2. The bills I’ve seen have a phase-in period. I expect that very little will have changed by the 2010 elections. There won’t be noticeably higher taxes to pay for subsidies, or much in the way of penalties for being non-insured. So if there is blowback, I really doubt it would occur in 2010.
3. Even if there is a cost to passing a bill, why not consider that the cost of not passing a bill could be larger than the cost of passing one. Don’t forget what happened to Clinton in the first midterms. Democrats were dispirited and Republicans were energized. Democrats will be in much better spirits if reform passes, even if it is far from complete reform and costs stay high (which they will for the next couple election cycles).

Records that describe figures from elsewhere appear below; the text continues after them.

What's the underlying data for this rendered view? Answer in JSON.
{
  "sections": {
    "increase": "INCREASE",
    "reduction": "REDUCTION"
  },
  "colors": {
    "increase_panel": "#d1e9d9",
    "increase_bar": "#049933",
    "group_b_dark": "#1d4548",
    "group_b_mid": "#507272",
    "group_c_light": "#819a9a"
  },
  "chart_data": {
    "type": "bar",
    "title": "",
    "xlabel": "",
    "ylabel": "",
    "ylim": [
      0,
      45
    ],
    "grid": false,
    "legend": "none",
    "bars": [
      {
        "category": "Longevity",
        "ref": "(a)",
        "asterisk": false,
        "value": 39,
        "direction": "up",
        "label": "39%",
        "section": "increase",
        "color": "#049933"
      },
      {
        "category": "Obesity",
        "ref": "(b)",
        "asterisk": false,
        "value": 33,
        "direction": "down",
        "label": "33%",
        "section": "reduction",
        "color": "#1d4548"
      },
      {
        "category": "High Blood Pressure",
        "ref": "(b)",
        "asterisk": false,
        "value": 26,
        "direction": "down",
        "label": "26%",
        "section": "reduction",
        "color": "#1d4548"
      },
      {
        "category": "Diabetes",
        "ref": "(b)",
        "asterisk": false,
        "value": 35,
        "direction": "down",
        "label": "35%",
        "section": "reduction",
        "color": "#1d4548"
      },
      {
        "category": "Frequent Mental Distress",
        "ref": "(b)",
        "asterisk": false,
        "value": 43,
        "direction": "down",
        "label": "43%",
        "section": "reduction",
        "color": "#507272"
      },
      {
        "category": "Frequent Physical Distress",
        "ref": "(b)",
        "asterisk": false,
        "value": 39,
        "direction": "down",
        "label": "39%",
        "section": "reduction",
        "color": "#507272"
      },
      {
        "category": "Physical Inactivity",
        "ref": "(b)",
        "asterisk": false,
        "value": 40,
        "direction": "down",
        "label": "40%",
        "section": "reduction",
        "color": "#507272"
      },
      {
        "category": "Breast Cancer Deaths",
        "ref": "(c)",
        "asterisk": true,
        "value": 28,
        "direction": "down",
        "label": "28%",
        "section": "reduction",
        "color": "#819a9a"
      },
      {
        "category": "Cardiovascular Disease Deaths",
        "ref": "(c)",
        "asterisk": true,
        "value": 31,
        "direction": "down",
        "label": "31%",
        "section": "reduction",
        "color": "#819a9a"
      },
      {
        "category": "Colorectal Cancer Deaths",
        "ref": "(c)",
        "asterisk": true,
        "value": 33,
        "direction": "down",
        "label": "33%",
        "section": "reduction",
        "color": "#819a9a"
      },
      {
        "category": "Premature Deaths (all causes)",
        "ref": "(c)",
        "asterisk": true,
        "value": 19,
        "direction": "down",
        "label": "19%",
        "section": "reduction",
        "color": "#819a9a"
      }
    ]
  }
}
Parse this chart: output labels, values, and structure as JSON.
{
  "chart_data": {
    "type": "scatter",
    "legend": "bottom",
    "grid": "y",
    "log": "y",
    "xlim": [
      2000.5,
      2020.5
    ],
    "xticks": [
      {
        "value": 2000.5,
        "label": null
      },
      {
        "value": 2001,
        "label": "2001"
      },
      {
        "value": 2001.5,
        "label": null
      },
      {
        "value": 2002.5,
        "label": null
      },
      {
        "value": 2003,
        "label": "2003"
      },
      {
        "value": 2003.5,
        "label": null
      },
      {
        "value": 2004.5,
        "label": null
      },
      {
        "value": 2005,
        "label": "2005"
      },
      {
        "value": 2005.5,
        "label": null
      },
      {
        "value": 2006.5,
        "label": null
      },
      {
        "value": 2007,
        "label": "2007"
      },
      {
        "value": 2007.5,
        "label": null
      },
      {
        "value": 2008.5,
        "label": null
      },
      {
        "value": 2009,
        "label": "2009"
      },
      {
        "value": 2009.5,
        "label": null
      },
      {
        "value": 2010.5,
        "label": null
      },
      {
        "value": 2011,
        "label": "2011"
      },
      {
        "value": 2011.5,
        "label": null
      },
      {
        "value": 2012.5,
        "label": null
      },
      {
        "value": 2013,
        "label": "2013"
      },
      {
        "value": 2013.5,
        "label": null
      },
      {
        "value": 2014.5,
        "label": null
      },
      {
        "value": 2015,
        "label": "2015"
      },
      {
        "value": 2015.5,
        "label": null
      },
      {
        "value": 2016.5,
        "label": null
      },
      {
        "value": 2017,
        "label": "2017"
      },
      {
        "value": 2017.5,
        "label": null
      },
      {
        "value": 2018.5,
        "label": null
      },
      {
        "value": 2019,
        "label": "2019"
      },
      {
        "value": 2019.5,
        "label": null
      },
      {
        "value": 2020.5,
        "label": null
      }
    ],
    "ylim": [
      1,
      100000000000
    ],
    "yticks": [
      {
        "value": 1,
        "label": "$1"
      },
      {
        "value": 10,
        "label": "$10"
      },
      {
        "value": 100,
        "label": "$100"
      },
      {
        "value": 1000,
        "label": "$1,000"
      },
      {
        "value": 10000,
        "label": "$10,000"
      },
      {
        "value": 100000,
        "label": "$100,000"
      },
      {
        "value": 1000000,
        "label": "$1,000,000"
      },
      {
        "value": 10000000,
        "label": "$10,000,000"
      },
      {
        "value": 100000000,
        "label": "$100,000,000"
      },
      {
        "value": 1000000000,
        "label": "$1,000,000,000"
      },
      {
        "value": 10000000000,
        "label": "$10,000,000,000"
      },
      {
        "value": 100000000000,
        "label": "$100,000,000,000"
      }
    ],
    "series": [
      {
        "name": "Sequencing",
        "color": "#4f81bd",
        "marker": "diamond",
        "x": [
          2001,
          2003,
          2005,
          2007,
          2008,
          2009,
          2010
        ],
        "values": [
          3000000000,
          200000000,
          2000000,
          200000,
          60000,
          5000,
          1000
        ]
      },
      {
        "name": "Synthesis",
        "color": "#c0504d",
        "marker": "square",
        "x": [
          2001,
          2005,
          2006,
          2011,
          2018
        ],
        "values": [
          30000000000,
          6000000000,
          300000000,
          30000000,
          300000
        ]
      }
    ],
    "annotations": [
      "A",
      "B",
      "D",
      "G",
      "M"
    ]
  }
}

4. The Democrats can avoid some of the anger you mention if they get AHEAD of the Republicans on arguing that this is not a complete bill, but it is the most complete bill they could pass at this time. They should take this opportunity to say that they welcome another round of reform and believe it is essential. Reform is a war, not a battle. They need to be saying this loud and clear once the final bill is in place and right before the final vote passes it. But if they are not clear about this, they will indeed get hammered by Republicans as tax and spend liberals. But how badly is not clear. If they can pass something to reduce costs in 2011 the price to pay in 2012 may not be bad at all….could even be a net positive.
Two comments
1)It is not too late to fix these bills
2)If a health care bill passes this year it will marginalize the republicans even more (because the pubs want nothing) and a energy bill will follow.